Sculptor inspired by cityPublished 9:42pm Monday, September 10, 2012
For more than 20 years, Milwaukee-based sculptor Richard Taylor has created pieces often inspired by music. On Friday, Taylor will visit Dowagiac to install a sculpture created and named specifically for the city.
“Abundant Happiness” is the last piece of a three-part series Taylor created to collectively express the emotion of happiness in many ways. The first two sculptures, “Double Happiness” and “Infinite Happiness,” gave way to the theme. Taylor said he wanted to show an “abundant harmony” in which happiness plays a part, such as coexistence or the union between two people in marriage, something that inspired “Double Happiness.”
When Taylor decided on a name for the third and final sculpture, however, he did some research.
“When I did some investigating on Dowagiac’s website, I found that the city’s name came from a Native American word,” Taylor said.
The word “Dowagiac” translates in “foraging ground,” something Taylor said spoke to the city’s abundance in food and game. With that knowledge, he decided on the name “Abundant Happiness.”
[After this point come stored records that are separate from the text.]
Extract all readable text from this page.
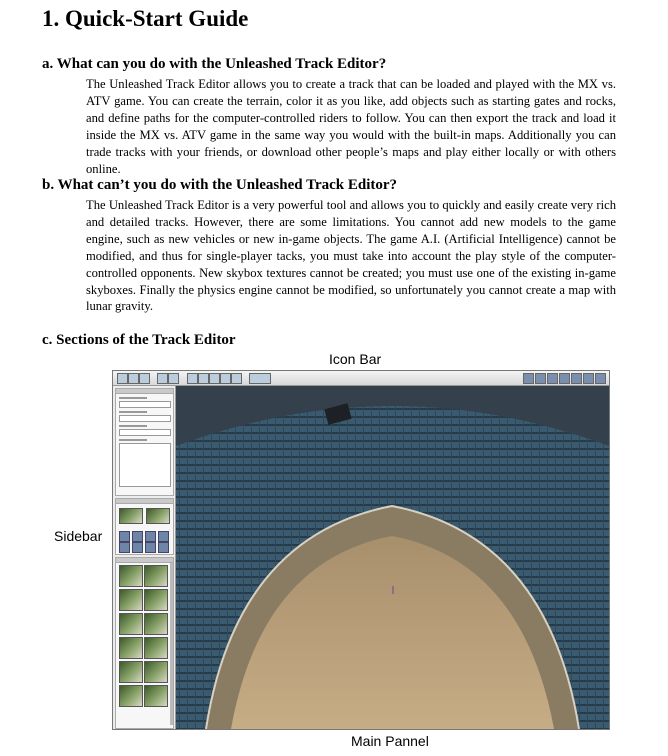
1. Quick-Start Guide
a. What can you do with the Unleashed Track Editor?

The Unleashed Track Editor allows you to create a track that can be loaded and played with the MX vs. ATV game. You can create the terrain, color it as you like, add objects such as starting gates and rocks, and define paths for the computer-controlled riders to follow. You can then export the track and load it inside the MX vs. ATV game in the same way you would with the built-in maps. Additionally you can trade tracks with your friends, or download other people’s maps and play either locally or with others online.

b. What can’t you do with the Unleashed Track Editor?

The Unleashed Track Editor is a very powerful tool and allows you to quickly and easily create very rich and detailed tracks. However, there are some limitations. You cannot add new models to the game engine, such as new vehicles or new in-game objects. The game A.I. (Artificial Intelligence) cannot be modified, and thus for single-player tacks, you must take into account the play style of the computer-controlled opponents. New skybox textures cannot be created; you must use one of the existing in-game skyboxes. Finally the physics engine cannot be modified, so unfortunately you cannot create a map with lunar gravity.

c. Sections of the Track Editor
Icon Bar
Sidebar
Main Pannel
The sculpture, made of welded aluminum and covered in a primer and paint, will be placed adjacent to Borgess-Lee Memorial in Farr Park. Currently, a base and teaser sign are in place.
While the sculpture’s dedication is slated for Sept. 28, the installation is scheduled for 9 a.m. to noon Friday. The public is invited.
“I’ll be there for both,” Taylor said of the two events, the first of which he will help guide the placement of the sculpture. “It’s really important to display it properly since it will be viewable from 360 degrees.”
Taylor said he is most excited to see the sculpture in its final setting.
“I’ve seen photos of the area, but it will be really exciting to see the site and how the sculpture will fit in relation to that site.”
Taylor also said he hopes the sculpture sparks discussion among residents and serves as a reminder for them to seek happiness in their daily lives.
“Hopefully there’s a collective happiness,” Taylor said. “Happiness in coexistence of a city of people in an area of abundance.”